Congressman Stephen Lynch broke the news that Healey had started to reconsider her plans during a meeting he organized at Pappas on Friday which drew local and state electeds and state public health officials. “I’m delighted with the governor’s decision to sort of take a second look at this and figure out: Is there a better way that we might address the situation here at Pappas?” the South Boston Democrat said in a news conference after a tour of the campus. After the tour, State Sen.

Paul Feeney said there’s no other place in the state like Pappas and that he’s “deeply grateful” for the progress. Feeney called the plans last week a “unilateral decision” that didn’t include input from stakeholders and community members. “We are in a much better place today,” Feeney said in a video he posted on Facebook.

“That is largely because of the hundreds and hundreds of people, of families, of community members ...

who have reached out to me and my colleagues to say ‘Pappas is worth it.’” A Healey spokesperson confirmed with the Herald Saturday that the governor is also planning to visit the Canton facility sometime within the next week. “Gov.

Healey has said that she wants to collaborate in order to provide the best setting for providing care to these children,” Sweeney told the Herald in a text message Saturday. “When she visits, I know she will find that path forward is at Pappas.” Pappas staffers, joining hundreds of other concerned stakeholders in a Facebook group dedicated to preserving the facility, have expressed their focus is on their patients who they view as a family.

The patients range in age from 7 to 22 years old and have physical and cognitive disabilities as well as chronic and medically complex conditions requiring hospital-level care Pappas provides 24/7 nursing care and therapeutic services including speech and language, occupational, physical, and recreational therapy, and programming to advance independent living skills, among other services. On the 160-plus acre campus, patients learn music, technology, physical education, and art in addition to a general curriculum in classrooms and in other settings. The campus offers a fully accessible swimming pool, an arena for horseback riding, a kitchen where patients learn to prepare snacks and meals, specialized equipment for children in wheelchairs to walk in the hallways, specialized tricycles, and more.

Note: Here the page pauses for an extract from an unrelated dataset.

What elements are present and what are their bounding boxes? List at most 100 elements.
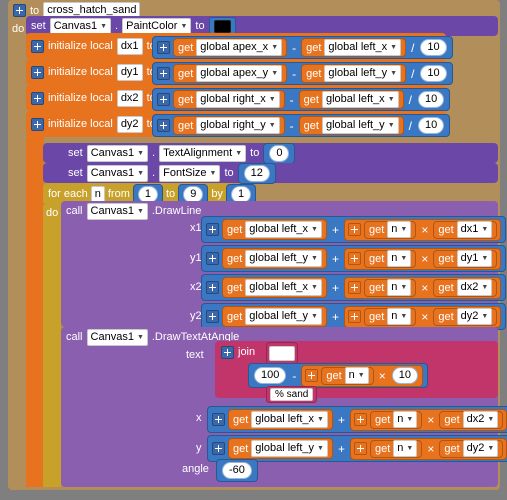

Arnstein, who provides nursing care for roughly six patients in the evening, said she’s seen Pappas’ patient count drop from 100 when she joined 17 years ago to now, roughly 36. Staffers had been told over the years that the number of patients had to be reduced because some buildings needed to be closed so they could be renovated, she said. State public health officials have said more than half of the patients at the 60-bed Pappas are over 18 and are awaiting discharge to more appropriate settings.

Some patients would be transferred to Western Massachusetts Hospital, where the state says it intends to renovate a wing housing a 25-bed dedicated pediatric care program “equipped with enhanced medical infrastructure.” “They have a place in this world,” Arnstein said of her patients. “They have a community at Pappas.

Pappas is not relocatable. The buildings need attention, absolutely, but it’s worth the investment.”.